The acuity score developed at the Bicêtre Centre8,15,30 provides a comprehensive, easy to calculate point system of key elements that are associated with deterioration.74,75 The Bicêtre score is an important and validated score, but has some limitations (Table 3). We caution against its use as a sole predictive tool, but rather should be considered in the broader clinical picture for decision-making in patients with VGAM.

Table 3 The Bicêtre Score includes (1) cardiac function (worst 0, best 5), (2) cerebral function (worst 0, best 5), (3) respiratory function (worst 0, best 5), (4) hepatic function (worst 0, best 3), and (5) renal function (worst 0, best 3).

Defining futility in VGAM

About 30% of newborns are not candidates for early embolization for the following reasons: (1) severe brain injury on postnatal MRI, and (2) concerns for severe cardiogenic shock or multiple organ failure despite optimization of management.12

Conclusion

This report provides guidance for the medical management of patients with VGAM. The primary goal of management is to improve effective CO and thus the delivery of oxygen to the vital organs. Based on the pathophysiology of the HF, this can be accomplished through supporting the failing RV while not further worsening the systemic “steal.” As explained earlier, the diastolic flow reversal secondary to the “steal” from the AVM results in decreased perfusion of the extracranial organs which results in elevated SVR to maintain perfusion pressure of these organs. Ideally, medical management would try to balance the low resistance of the AVM by lowering the SVR; however, the diastolic flow reversal can result in diastolic hypotension and inadequate coronary artery perfusion. These management principles are in direct conflict with each other. Therefore, a balance is required in attempting to raise the diastolic BP to restore the coronary perfusion pressure and not further raising the SVR and inhibiting perfusion of the organs. Because of the compromised coronary perfusion, tachycardia and increasing myocardial VO2 should be avoided.

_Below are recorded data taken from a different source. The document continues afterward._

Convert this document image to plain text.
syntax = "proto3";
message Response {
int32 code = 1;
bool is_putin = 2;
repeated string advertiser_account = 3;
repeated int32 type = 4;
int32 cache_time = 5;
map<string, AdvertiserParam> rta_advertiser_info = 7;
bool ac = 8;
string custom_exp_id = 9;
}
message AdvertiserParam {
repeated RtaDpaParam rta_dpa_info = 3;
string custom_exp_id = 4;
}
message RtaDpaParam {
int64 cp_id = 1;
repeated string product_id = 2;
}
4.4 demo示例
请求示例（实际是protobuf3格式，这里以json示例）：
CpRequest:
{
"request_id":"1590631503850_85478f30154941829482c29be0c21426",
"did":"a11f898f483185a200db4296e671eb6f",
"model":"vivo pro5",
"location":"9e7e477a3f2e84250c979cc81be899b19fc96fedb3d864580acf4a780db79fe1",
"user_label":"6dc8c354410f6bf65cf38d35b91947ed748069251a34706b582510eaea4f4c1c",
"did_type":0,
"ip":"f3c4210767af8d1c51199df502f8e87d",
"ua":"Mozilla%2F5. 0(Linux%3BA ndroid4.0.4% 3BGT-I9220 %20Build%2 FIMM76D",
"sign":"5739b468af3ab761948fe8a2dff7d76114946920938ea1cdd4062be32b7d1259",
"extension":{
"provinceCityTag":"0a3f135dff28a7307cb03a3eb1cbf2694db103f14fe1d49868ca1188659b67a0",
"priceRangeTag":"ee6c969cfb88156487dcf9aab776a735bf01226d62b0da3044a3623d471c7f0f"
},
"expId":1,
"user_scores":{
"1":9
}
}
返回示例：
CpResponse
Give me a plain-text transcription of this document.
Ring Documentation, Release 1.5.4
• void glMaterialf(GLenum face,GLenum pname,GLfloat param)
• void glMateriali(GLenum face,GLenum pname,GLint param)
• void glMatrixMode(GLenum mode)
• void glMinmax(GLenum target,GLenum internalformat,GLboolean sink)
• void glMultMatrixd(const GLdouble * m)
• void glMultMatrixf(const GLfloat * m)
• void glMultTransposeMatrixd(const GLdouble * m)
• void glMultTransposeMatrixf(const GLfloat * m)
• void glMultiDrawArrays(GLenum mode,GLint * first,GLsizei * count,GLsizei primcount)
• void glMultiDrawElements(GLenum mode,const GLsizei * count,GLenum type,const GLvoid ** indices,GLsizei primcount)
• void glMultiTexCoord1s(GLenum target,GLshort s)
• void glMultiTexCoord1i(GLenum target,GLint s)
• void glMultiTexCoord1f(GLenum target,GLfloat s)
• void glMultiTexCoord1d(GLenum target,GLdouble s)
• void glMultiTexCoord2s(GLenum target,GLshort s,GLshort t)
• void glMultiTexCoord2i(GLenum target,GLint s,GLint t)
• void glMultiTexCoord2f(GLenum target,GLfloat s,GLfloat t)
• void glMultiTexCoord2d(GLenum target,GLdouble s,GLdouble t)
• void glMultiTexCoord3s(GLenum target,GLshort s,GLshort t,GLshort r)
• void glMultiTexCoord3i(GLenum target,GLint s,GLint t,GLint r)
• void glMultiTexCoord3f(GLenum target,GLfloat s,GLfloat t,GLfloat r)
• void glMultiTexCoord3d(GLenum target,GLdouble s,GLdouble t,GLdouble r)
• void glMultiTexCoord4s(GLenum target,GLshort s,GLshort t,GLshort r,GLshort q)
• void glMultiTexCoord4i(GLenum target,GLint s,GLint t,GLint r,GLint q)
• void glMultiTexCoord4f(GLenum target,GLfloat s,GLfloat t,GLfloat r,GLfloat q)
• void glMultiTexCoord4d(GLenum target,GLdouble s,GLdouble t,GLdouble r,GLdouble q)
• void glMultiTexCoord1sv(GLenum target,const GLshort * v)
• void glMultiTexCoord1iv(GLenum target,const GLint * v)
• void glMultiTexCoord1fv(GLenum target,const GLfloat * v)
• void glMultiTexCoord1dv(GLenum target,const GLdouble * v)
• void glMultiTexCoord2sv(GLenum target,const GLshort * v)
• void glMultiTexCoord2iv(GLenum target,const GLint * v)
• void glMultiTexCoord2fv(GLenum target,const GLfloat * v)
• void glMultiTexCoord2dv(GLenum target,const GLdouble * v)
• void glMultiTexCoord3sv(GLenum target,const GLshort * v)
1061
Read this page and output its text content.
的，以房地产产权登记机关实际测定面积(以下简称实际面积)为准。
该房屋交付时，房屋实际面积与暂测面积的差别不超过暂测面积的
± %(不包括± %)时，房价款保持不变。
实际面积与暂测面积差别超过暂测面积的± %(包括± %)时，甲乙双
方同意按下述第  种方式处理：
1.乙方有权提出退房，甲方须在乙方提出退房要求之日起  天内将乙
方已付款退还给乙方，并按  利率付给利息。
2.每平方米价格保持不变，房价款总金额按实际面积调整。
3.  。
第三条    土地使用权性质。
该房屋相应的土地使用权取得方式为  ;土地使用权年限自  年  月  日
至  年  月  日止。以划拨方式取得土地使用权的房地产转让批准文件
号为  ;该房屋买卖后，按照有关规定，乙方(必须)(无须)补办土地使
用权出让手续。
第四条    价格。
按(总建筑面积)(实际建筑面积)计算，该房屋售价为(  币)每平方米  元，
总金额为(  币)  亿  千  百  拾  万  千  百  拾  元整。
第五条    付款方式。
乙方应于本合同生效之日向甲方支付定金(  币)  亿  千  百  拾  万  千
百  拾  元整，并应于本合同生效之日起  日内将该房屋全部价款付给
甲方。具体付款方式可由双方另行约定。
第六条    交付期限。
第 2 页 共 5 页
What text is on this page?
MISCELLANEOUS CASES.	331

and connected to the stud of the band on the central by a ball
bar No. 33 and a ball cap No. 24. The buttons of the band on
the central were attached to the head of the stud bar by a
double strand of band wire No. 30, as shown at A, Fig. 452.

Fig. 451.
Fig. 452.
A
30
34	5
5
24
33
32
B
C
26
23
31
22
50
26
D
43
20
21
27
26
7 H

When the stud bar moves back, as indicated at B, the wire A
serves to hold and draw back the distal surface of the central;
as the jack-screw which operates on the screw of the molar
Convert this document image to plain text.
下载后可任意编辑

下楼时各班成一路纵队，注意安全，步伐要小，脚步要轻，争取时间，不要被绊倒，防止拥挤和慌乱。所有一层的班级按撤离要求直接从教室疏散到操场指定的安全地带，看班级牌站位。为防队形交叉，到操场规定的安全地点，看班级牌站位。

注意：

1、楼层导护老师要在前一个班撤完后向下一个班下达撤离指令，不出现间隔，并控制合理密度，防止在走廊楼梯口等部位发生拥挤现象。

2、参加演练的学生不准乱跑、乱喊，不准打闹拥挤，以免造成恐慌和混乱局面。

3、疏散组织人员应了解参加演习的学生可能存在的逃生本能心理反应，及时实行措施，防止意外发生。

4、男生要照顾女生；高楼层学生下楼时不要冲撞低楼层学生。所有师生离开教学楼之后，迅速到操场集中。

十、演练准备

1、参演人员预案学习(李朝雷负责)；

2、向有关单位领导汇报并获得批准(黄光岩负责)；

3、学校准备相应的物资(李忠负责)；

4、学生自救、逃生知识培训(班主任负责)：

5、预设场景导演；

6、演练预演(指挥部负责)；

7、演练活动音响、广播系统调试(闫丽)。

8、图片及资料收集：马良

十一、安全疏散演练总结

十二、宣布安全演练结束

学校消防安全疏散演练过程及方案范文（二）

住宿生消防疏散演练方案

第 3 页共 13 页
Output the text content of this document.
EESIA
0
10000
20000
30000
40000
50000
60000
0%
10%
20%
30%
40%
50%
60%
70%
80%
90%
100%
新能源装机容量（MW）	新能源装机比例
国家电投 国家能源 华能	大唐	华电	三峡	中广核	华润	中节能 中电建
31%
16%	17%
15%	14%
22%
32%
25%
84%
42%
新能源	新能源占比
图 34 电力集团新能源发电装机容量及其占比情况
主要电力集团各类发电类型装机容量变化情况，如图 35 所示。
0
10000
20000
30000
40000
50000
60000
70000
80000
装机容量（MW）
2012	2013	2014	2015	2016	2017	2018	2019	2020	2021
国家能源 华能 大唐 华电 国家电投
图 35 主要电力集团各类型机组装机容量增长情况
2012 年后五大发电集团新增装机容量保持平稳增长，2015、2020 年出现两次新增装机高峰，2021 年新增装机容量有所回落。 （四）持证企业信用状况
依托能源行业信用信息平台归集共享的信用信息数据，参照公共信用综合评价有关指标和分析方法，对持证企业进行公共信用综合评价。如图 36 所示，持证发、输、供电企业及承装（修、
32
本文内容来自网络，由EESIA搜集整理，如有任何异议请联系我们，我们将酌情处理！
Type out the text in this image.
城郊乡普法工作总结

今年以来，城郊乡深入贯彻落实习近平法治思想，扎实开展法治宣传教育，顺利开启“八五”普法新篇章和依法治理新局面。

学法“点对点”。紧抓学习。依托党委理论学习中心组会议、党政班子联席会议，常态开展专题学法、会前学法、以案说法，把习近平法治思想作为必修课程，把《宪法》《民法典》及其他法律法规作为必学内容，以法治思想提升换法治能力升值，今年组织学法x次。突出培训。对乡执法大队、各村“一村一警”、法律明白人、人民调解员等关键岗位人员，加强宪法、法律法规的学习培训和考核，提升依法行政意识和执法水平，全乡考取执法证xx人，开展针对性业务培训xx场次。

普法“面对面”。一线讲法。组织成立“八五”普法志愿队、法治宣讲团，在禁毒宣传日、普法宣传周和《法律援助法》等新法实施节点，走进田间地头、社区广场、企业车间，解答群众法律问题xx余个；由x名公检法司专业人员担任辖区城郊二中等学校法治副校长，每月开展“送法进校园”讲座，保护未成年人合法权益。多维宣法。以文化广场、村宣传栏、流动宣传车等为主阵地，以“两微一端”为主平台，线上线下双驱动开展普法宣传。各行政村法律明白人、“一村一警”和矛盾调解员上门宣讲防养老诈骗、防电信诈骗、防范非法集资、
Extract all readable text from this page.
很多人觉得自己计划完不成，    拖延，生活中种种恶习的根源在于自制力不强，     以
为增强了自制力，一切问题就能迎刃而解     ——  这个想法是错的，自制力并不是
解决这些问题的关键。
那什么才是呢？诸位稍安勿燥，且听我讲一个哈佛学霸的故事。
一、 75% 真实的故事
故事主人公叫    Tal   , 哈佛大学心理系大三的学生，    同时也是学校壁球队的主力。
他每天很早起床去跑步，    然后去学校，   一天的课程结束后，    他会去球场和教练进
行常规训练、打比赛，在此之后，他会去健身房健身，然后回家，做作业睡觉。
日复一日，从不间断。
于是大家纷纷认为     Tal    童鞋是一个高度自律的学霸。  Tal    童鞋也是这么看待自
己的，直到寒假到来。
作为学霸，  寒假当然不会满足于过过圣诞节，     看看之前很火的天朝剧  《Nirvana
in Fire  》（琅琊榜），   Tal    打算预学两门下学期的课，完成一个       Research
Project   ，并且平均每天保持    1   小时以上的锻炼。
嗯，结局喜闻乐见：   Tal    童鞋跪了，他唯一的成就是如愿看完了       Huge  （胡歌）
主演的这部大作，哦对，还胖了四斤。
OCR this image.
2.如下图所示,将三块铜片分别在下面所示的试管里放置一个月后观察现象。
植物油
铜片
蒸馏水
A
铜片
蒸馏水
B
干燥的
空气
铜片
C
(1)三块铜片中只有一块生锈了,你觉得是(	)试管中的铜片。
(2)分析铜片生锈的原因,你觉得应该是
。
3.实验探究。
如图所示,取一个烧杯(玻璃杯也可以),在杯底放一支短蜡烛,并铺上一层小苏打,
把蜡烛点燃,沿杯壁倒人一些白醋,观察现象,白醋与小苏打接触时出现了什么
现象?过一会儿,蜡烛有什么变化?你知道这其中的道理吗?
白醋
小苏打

HF secondary to VGAM can be resistant to medical management and only improves after endovascular embolization of the malformation. Early endovascular intervention can be associated with higher rates of complications such as intracranial hemorrhage and death. This creates a clinical dilemma in the management of these infants. It would be ideal to medically manage the HF of these patients to achieve some postnatal growth and perform the endovascular treatment at a later time. However, with clinical deterioration, endovascular intervention needs to be undertaken prior to the occurrence of severe multiorgan failure.9 The establishment of a multidisciplinary team, including intensivist, anesthesiologist, cardiologist, neurosurgeon, radiologist among others, is important to identify those neonates with VGAM at high risk of complications secondary to HOHF where the risks of early embolization are outweighed by the risks of further efforts toward medical management.